Verder vindt de kinderrechter het belangrijk dat de vader zijn bereidheid en toezegging om de vier stukken aan de GI te zenden, nakomt. Dit betreft kopieën van de diagnose van de [forensische zorginstelling] , de eindrapportage van de [forensische zorginstelling] , het strafvonnis van de rechtbank en het strafvonnis van het gerechtshof. De kinderrechter gaat er dan ook vanuit dat de vader deze vier stukken per omgaande en zonder voorbehoud aan de GI toestuurt. Het is belangrijk dat de vader laat zien dat ook voor hem het belang van de kinderen voorop staat. Daarvoor is het nodig dat het voor de GI volledig duidelijk wordt wat er aan de hand is (geweest) en wat zowel de GI als de kinderen van de vader kunnen verwachten als de vader zegt dat hij wil meewerken. Daarnaast zijn de bovengenoemde stukken en de hiervoor bedoelde duidelijkheid van belang voor het op een veilige manier kunnen organiseren van een omgangsregeling met de kinderen.

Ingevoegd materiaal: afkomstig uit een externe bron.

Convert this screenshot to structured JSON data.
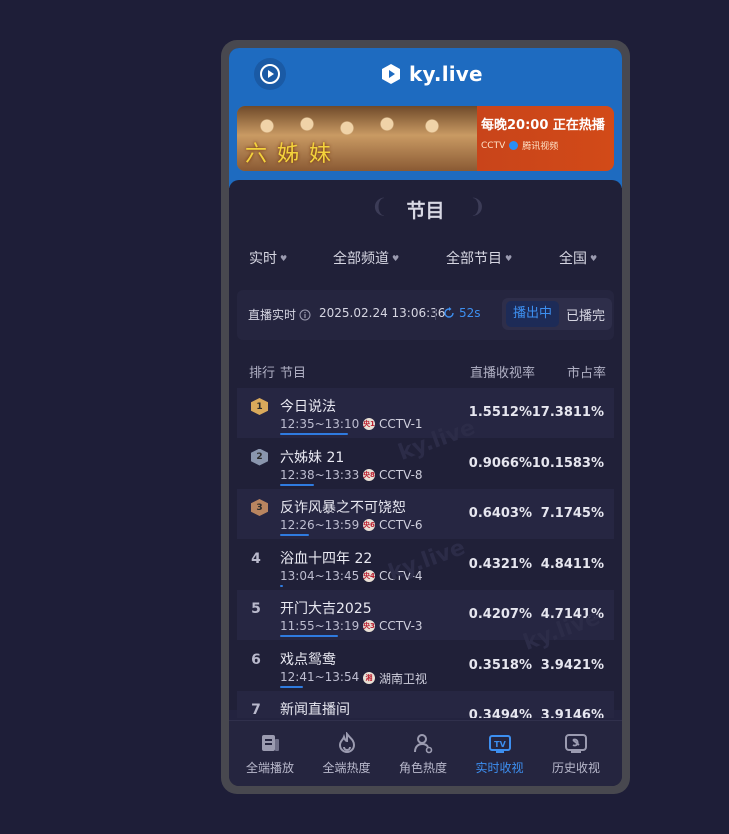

De kinderrechter zal gelet op het vorenstaande de ondertoezichtstelling voor de verzochte duur verlengen en de beslissing uitvoerbaar bij voorraad verklaren, omdat het voor de ontwikkeling van de kinderen noodzakelijk is dat de beslissing ondanks een eventueel hoger beroep meteen uitgevoerd kan worden.

De beslissing

De kinderrechter:
verlengt de ondertoezichtstelling van [minderjarige 1] , [minderjarige 2] en [minderjarige 3] met ingang van 21 december 2022 en tot 21 december 2023;
verklaart deze beschikking uitvoerbaar bij voorraad.
Deze beslissing is mondeling gegeven en in het openbaar uitgesproken op 14 december 2022 door mr. B.J. Duinhof, kinderrechter, in tegenwoordigheid van mr. A.G. Vork, griffier.

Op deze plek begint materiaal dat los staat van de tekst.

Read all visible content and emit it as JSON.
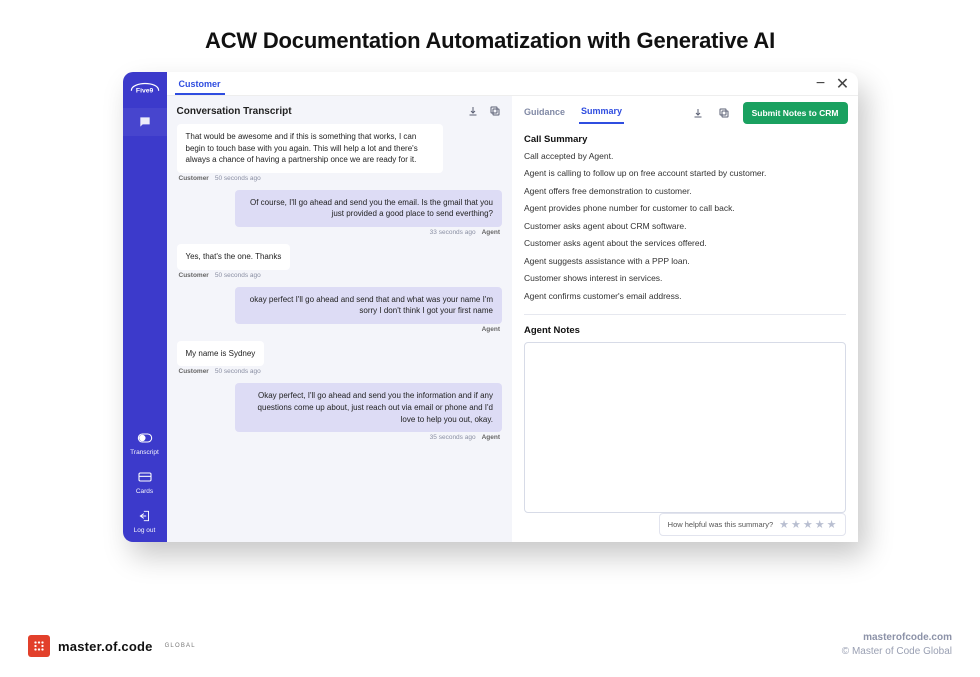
{
  "page_title": "ACW Documentation Automatization with Generative AI",
  "brand": {
    "name": "Five9",
    "domain": "masterofcode.com",
    "copyright": "© Master of Code Global",
    "moc_label": "master.of.code",
    "moc_sub": "GLOBAL"
  },
  "topbar": {
    "customer_tab": "Customer"
  },
  "sidebar": {
    "transcript": "Transcript",
    "cards": "Cards",
    "logout": "Log out"
  },
  "transcript": {
    "title": "Conversation Transcript",
    "customer_label": "Customer",
    "agent_label": "Agent",
    "messages": [
      {
        "role": "customer",
        "text": "That would be awesome and if this is something that works, I can begin to touch base with you again. This will help a lot and there's always a chance of having a partnership once we are ready for it.",
        "time": "50 seconds ago"
      },
      {
        "role": "agent",
        "text": "Of course, I'll go ahead and send you the email. Is the gmail that you just provided a good place to send everthing?",
        "time": "33 seconds ago"
      },
      {
        "role": "customer",
        "text": "Yes, that's the one. Thanks",
        "time": "50 seconds ago"
      },
      {
        "role": "agent",
        "text": "okay perfect I'll go ahead and send that and what was your name I'm sorry I don't think I got your first name",
        "time": ""
      },
      {
        "role": "customer",
        "text": "My name is Sydney",
        "time": "50 seconds ago"
      },
      {
        "role": "agent",
        "text": "Okay perfect, I'll go ahead and send you the information and if any questions come up about, just reach out via email or phone and I'd love to help you out, okay.",
        "time": "35 seconds ago"
      }
    ]
  },
  "summary": {
    "tabs": {
      "guidance": "Guidance",
      "summary": "Summary"
    },
    "submit_label": "Submit Notes to CRM",
    "heading": "Call Summary",
    "lines": [
      "Call accepted by Agent.",
      "Agent is calling to follow up on free account started by customer.",
      "Agent offers free demonstration to customer.",
      "Agent provides phone number for customer to call back.",
      "Customer asks agent about CRM software.",
      "Customer asks agent about the services offered.",
      "Agent suggests assistance with a PPP loan.",
      "Customer shows interest in services.",
      "Agent confirms customer's email address."
    ],
    "notes_heading": "Agent Notes",
    "feedback_prompt": "How helpful was this summary?"
  }
}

Deze beslissing is schriftelijk vastgesteld op 28 december 2022.
Hoger beroep tegen deze beschikking kan worden ingesteld:
- door de verzoekers en de belanghebbende(n) aan wie een afschrift van de beschikking is verstrekt of verzonden, binnen drie maanden na de dag van de uitspraak;
- door andere belanghebbenden binnen drie maanden na de betekening daarvan of nadat de beschikking aan hen op een andere wijze bekend is geworden.
Het hoger beroep moet, door tussenkomst van een advocaat, worden ingediend bij de griffie van het gerechtshof te ‘s-Hertogenbosch.